Just curious, do you focus on mainly short-term, perhaps primarily technically-driven moves when you have no large positions on? Or do you express your longer term views in very small size, and add to them when the environment changes? I guess you can have trades that work regardless, but basically when there's a lot of near-term uncertainty do you mainly trade opportunistically/tactically or mainly sit and wait (e.g. in cash)?Thanks.

 
StJamesPark

I'm short Treasuries (small amount) but it's been a loser so far.

I would never be comfortable with shorting Treasuries in a ZIRP environment.

 

I don't really see anything interesting on the fixed income side. As Bondarb sayd it's a bit of an "in between" period.

The strong dollar seems like the biggest thing going on at the moment. While it gives the Fed another excuse to wait on hiking rates (especially given what everybody else is doing), the dollar is very clearly King Kong right now. It remains to be seen if a clear majority in Congress means bigger US deficits, but that probably has only a marginal impact on US dollar strength perceptions at the moment and won't be obvious for a while.
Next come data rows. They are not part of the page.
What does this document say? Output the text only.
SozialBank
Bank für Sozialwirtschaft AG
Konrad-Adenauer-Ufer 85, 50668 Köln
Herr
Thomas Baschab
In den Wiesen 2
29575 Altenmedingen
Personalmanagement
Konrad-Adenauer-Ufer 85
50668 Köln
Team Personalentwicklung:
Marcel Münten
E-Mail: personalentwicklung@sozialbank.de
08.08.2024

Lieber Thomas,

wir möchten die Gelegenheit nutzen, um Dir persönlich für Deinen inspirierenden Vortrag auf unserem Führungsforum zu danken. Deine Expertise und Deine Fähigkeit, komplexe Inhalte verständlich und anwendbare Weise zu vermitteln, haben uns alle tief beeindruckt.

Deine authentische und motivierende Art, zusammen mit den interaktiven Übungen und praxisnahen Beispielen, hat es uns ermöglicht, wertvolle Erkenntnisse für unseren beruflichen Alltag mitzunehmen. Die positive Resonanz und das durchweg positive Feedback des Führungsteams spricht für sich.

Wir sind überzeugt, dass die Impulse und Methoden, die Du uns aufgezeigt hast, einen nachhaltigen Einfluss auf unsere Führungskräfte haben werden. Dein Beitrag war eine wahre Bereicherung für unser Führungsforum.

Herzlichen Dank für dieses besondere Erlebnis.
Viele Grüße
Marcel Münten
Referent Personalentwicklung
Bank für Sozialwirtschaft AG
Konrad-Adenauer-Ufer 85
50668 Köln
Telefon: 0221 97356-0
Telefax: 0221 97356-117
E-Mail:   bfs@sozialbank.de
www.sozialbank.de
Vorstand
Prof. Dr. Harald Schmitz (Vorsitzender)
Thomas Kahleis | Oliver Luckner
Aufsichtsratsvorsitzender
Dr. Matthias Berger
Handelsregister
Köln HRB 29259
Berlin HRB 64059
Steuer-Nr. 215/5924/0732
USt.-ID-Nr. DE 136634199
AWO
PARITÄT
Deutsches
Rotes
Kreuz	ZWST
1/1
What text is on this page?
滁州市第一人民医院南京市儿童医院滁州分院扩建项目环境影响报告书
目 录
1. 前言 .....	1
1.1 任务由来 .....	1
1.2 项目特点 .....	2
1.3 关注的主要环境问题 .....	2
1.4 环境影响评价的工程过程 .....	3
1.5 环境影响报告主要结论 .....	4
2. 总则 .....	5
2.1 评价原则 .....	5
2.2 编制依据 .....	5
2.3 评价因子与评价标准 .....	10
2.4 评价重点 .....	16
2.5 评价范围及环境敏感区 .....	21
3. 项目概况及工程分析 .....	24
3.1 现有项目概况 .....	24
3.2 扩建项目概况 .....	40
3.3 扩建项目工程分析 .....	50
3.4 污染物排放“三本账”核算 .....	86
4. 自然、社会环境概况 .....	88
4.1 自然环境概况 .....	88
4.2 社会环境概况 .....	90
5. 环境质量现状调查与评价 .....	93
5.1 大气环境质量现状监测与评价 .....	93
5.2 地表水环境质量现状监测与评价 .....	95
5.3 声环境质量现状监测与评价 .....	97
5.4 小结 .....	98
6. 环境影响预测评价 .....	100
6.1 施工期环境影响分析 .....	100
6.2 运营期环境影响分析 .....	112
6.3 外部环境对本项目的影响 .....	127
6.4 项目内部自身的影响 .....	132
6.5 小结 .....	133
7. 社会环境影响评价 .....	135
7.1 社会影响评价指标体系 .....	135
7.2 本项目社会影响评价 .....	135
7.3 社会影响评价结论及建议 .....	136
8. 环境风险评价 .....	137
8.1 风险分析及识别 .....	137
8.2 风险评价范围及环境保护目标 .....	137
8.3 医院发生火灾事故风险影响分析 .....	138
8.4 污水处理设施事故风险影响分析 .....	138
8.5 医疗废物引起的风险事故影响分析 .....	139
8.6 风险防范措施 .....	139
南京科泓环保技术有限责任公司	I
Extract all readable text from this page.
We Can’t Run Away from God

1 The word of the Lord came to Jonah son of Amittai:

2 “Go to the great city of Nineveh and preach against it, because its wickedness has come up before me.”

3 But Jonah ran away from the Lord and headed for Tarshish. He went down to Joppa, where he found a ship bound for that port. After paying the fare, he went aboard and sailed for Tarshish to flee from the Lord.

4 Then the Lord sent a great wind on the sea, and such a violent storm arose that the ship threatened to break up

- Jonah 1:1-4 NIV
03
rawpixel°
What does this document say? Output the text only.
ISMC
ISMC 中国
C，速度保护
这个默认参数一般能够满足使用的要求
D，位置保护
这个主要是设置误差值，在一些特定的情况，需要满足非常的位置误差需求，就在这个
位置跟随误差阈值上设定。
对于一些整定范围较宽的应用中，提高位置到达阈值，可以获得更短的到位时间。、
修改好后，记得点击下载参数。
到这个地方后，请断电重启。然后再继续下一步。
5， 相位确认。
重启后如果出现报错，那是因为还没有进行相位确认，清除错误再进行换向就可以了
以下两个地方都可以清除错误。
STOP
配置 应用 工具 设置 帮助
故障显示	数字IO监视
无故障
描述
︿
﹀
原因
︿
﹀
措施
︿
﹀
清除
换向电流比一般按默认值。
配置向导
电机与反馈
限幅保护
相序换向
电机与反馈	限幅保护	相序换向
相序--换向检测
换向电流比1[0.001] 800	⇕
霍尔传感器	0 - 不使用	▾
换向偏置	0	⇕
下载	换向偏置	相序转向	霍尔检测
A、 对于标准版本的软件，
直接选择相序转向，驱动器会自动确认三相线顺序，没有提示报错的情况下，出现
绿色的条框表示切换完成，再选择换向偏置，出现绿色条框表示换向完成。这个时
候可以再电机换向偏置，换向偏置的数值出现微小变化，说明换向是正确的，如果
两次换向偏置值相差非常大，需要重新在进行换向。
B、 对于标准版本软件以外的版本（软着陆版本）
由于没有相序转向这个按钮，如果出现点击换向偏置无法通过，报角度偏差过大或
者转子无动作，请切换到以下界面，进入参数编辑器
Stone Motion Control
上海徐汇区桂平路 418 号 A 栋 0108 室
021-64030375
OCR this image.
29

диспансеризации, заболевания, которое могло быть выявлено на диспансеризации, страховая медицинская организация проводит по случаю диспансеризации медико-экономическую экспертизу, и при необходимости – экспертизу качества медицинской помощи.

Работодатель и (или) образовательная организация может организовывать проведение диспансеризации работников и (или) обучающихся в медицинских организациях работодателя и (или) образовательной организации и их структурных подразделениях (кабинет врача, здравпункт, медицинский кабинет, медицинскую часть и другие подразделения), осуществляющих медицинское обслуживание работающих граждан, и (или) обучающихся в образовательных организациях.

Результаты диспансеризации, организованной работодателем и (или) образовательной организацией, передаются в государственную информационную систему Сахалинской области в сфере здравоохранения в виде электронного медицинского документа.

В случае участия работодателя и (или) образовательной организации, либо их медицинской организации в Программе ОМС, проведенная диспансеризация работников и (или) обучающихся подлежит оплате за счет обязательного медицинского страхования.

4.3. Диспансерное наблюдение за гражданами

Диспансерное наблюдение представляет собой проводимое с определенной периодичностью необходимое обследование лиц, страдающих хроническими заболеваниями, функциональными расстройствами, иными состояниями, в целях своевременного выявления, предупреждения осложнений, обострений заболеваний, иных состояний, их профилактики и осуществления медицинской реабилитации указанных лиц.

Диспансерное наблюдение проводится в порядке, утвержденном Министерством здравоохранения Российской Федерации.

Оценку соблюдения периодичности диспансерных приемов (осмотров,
Shorting equities with large fx exposure is interesting at the moment. Especially the guys who've been relying on international markets and EMs for earnings growth because their US operations have reached maturity. Not only are a lot of EMs and Europe weak right now, profits get hit by the strong dollar as well.

The commodity side is tricky. I doubt oil is going to make another big leg down and most big oil traders agree. But it could be stuck in the current range for a while. Coal and iron ore could still fall a lot more given the attitude of the majors ex-Glenstrata (trying to put the squeeze on higher-cost independents).

I don't follow gold too closely but it seems like only a combination of QE in Europe and Fed hints a first rate hike would come significantly later in 2015 would do the trick for gold to catch a serious bid.